Friday, March 26, 2010

Thursday 3/25/2010 - How I've become a Phil Neikro

I never really make titles for my entries as I don't want to invest the time to make each of them clever, and if they aren't clever, it's a waste of time, but I had a terrible revelation as I was writing this that i wanted to recall. The relevant passage is in bold so i can find it easily if I look for it.

Day class at the Westin. No Chris today and was a small group (me, 2 johns and Craig) John did the closed guard, flip to turtle sweep and an Oma Plata attack from the same position. He also covered an interesting position he uses that I hadn't seen in awhile. Uke stands, tori underhooks behind the ankle of the uke and comes off of the closed guard but keeps his hips up. Pull the sleeve of uke up a bit to make space and put the right foot in the left armpit of the uke. keep the foot in the armpit. Drop the other foot down to the other foot of the uke. there is a nice knee lock entry here, or push the far foot of the uke with tori's left foot while pushing him back with your foot in his armpit. He goes over surprisingly easily. I rolled two short sets with Craig and blue John, just enough to break a sweat. Decent class.

BJJ Open mat
Just Judo folks here. We covered a few questions then trained. Katie was getting a bit frustrated trying to get a split to work her pass. I showed her how I do it and she seemed to fell better about it. I rolled once with Craig. He is a really big strong son of a gun. He is smart also. He has made a good technical decision to work on his half guard. It's a good technique selection for him and he is improving there.

Judo. 13 people I have been getting a little spoiled with the huge classes but this is actually an easier class to teach.  We did Drop Seoi Nage for 10-15 minutes then another 15-20 minutes of tokui waza. Then randori.

I jumped in and did some of the randori. I did a 5 min set with Eric. He is a good training partner. I hit a Sasai and a few knock down techs, but nothing big. He came close but didn't get me over a few times.
I had a 5 min with James. It's a reminder of how far my technique has fallen. I can''t get in on him with my harai and its maddening. I can feel the time for it, but can't trigger the attack. i can knock him down with stuff if I want to but I have always been a big technique player now I throw junk, it works I guess but its not what i want. I just saw an analogy to a baseball pitcher who blows out his shoulder or even just gets old. He had a big fastball and it was fun to throw it hard down the middle and overpower people and strike them out. then he blew out his shoulder and got old and lost the fastball, so he retires or he learns to be a junkballer.   He learns to throw slow curves, changeups, knuckleballs  and whatever offspeed crap he can find to get someone out. I am sort of saying this to be funny but I am also horrified by this. I genuinely don't know if I can accept this. I was never Dwight Gooden but my fastball had to be respected even by good players. Now it's gone. Perhaps never to return. My only consolation is at this point 95% of judoka retire... at least I haven't quit.
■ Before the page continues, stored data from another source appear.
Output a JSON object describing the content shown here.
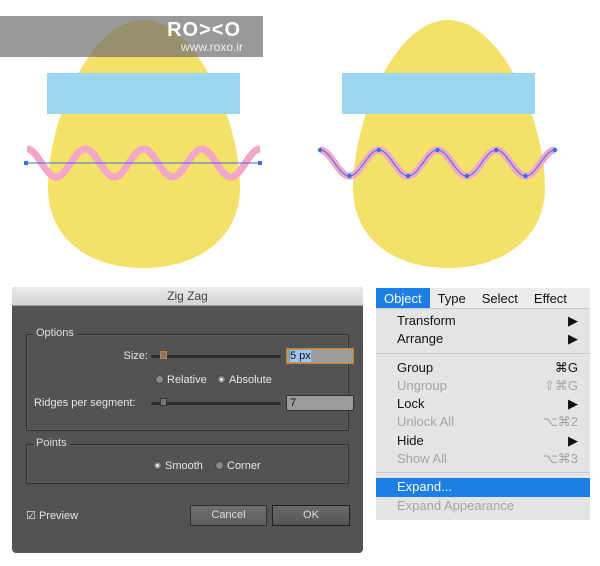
{
  "watermark": {
    "logo": "RO><O",
    "url": "www.roxo.ir"
  },
  "colors": {
    "egg": "#f4e16a",
    "band": "#9bd8f0",
    "wave": "#f2a6c8",
    "path": "#3b6fe0",
    "accent": "#1c7fe5"
  },
  "dialog": {
    "title": "Zig Zag",
    "options_label": "Options",
    "size_label": "Size:",
    "size_value": "5 px",
    "relative_label": "Relative",
    "absolute_label": "Absolute",
    "mode_selected": "Absolute",
    "ridges_label": "Ridges per segment:",
    "ridges_value": "7",
    "points_label": "Points",
    "smooth_label": "Smooth",
    "corner_label": "Corner",
    "points_selected": "Smooth",
    "preview_label": "Preview",
    "preview_checked": true,
    "cancel_label": "Cancel",
    "ok_label": "OK"
  },
  "menu": {
    "bar": [
      "Object",
      "Type",
      "Select",
      "Effect"
    ],
    "items": [
      {
        "label": "Transform",
        "shortcut": "▶"
      },
      {
        "label": "Arrange",
        "shortcut": "▶"
      },
      {
        "label": "Group",
        "shortcut": "⌘G"
      },
      {
        "label": "Ungroup",
        "shortcut": "⇧⌘G",
        "disabled": true
      },
      {
        "label": "Lock",
        "shortcut": "▶"
      },
      {
        "label": "Unlock All",
        "shortcut": "⌥⌘2",
        "disabled": true
      },
      {
        "label": "Hide",
        "shortcut": "▶"
      },
      {
        "label": "Show All",
        "shortcut": "⌥⌘3",
        "disabled": true
      },
      {
        "label": "Expand...",
        "selected": true
      },
      {
        "label": "Expand Appearance",
        "disabled": true
      }
    ]
  }
}
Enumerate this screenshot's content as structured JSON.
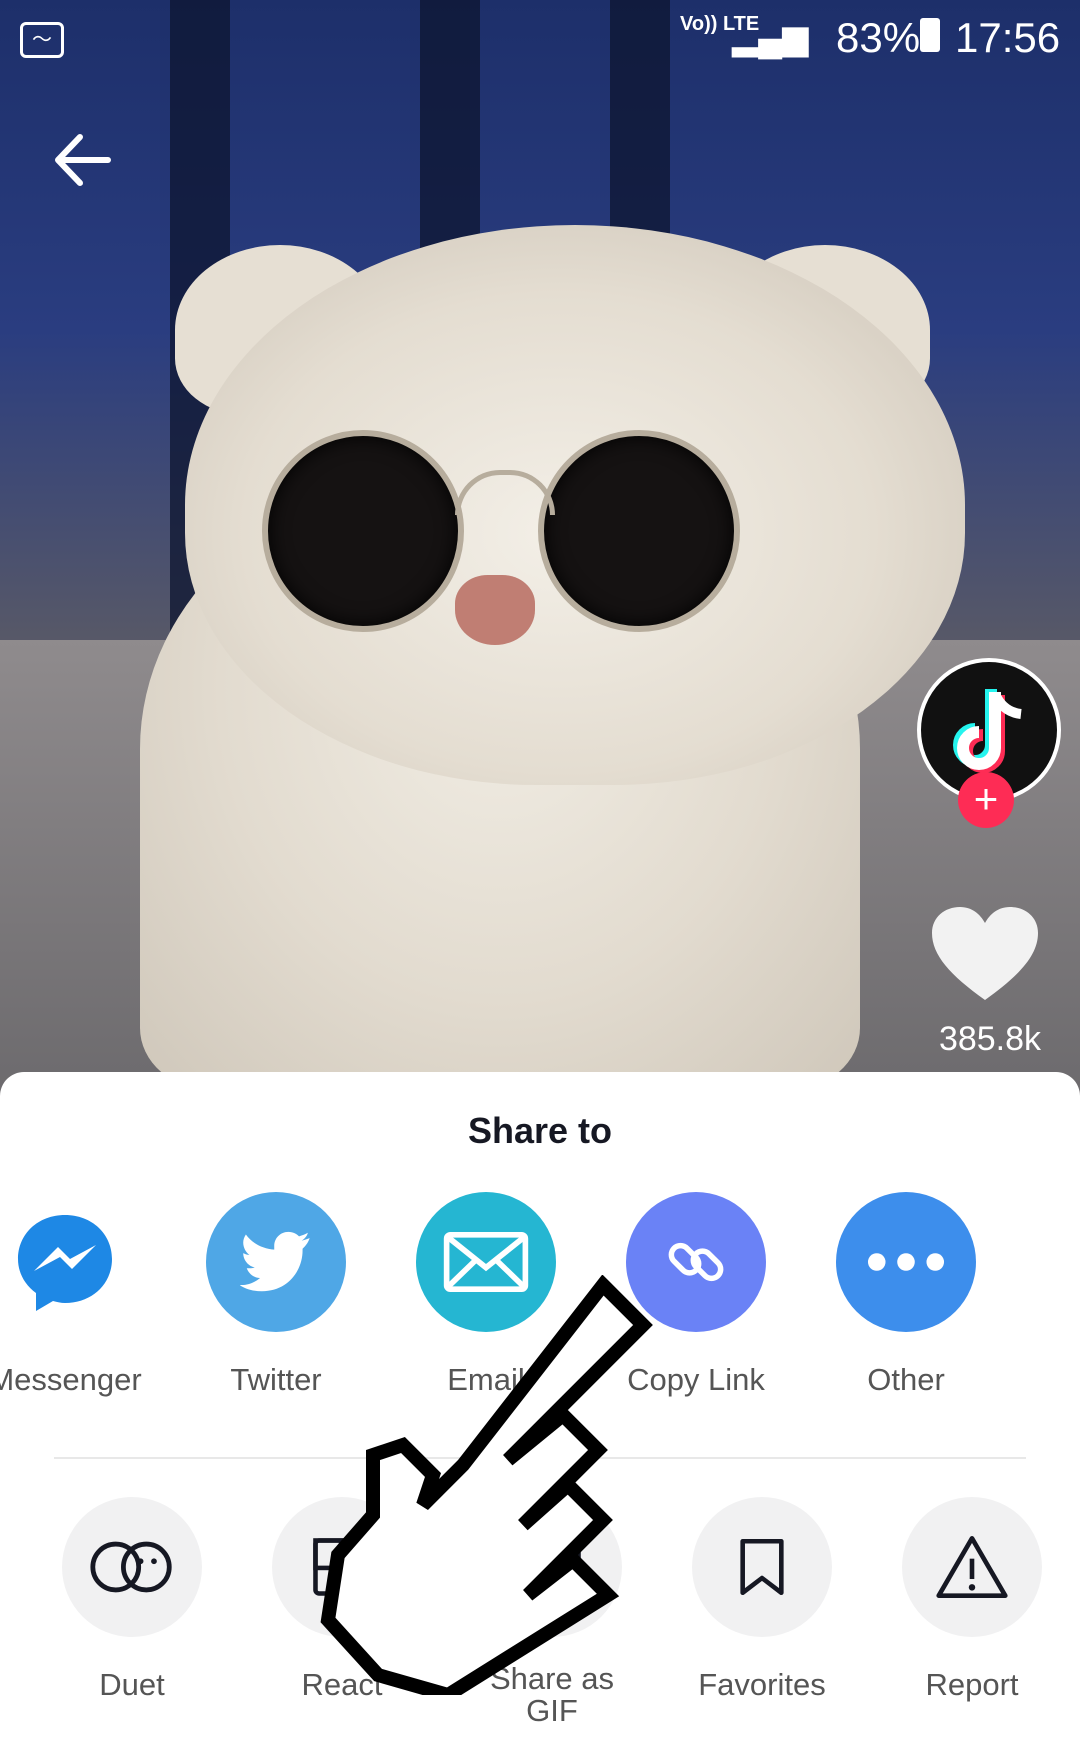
{
  "status_bar": {
    "network": "Vo)) LTE",
    "battery_percent": "83%",
    "time": "17:56"
  },
  "video": {
    "likes": "385.8k",
    "follow_symbol": "+"
  },
  "share_sheet": {
    "title": "Share to",
    "share_targets": [
      {
        "label": "Messenger",
        "icon": "messenger-icon",
        "color": "#1e88e5"
      },
      {
        "label": "Twitter",
        "icon": "twitter-icon",
        "color": "#4fa7e6"
      },
      {
        "label": "Email",
        "icon": "email-icon",
        "color": "#25b6d2"
      },
      {
        "label": "Copy Link",
        "icon": "link-icon",
        "color": "#6a82f6"
      },
      {
        "label": "Other",
        "icon": "more-icon",
        "color": "#3d8eec"
      }
    ],
    "actions": [
      {
        "label": "Duet",
        "icon": "duet-icon"
      },
      {
        "label": "React",
        "icon": "react-icon"
      },
      {
        "label": "Share as GIF",
        "icon": "gif-icon"
      },
      {
        "label": "Favorites",
        "icon": "bookmark-icon"
      },
      {
        "label": "Report",
        "icon": "warning-icon"
      }
    ]
  }
}
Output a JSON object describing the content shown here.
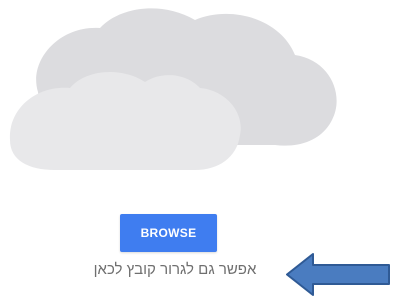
{
  "upload": {
    "browse_label": "BROWSE",
    "drop_hint": "אפשר גם לגרור קובץ לכאן"
  },
  "icons": {
    "cloud": "cloud-icon",
    "arrow": "left-arrow-annotation-icon"
  },
  "colors": {
    "button_bg": "#3f7df0",
    "button_text": "#ffffff",
    "hint_text": "#6f6f6f",
    "cloud_front": "#e8e8ea",
    "cloud_back": "#dcdcdf",
    "arrow_fill": "#4a7cc0",
    "arrow_stroke": "#2f5a95"
  }
}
I did a set with Greg on his feet. He really is a beast, feeling very strong. I almost hit an Osoto Gari, then he switched to left and really screwed me up. I managed to stay near the wall so there was interference when he woud have thrown me, but it was definitely intimidating when he came in strong on the left side. I hit a Sumi Gaeshi as time expired but that was it.

We did turtle turning tokui waza 10 up turtle turns and 10 flat turtle turns.
We did ne waza to resolution 3 groups of 4 Christine won her group, Allesandro won his group of middle weights and Eric won the heavyweight group.

2 comments:

  1. Hey Ray,

    I remember Phil Neikro from my childhood growing up in Georgia!

    While he eventually aged out of professional baseball, he will always be a legend. . .We all get older, but the trick is to leave a legacy.

    You're definitely creating a legacy in Philly.

    ReplyDelete
  2. Thanks Dolph. I appreciate the kind words. If I didn't really love this club and feel like everyone in it is my family, I wouldn't be able to keep going with it. The frustration of feeling my game evolve from how I loved to play to how I am forced to play is hard to accept, but I guess it's the nature of the beast.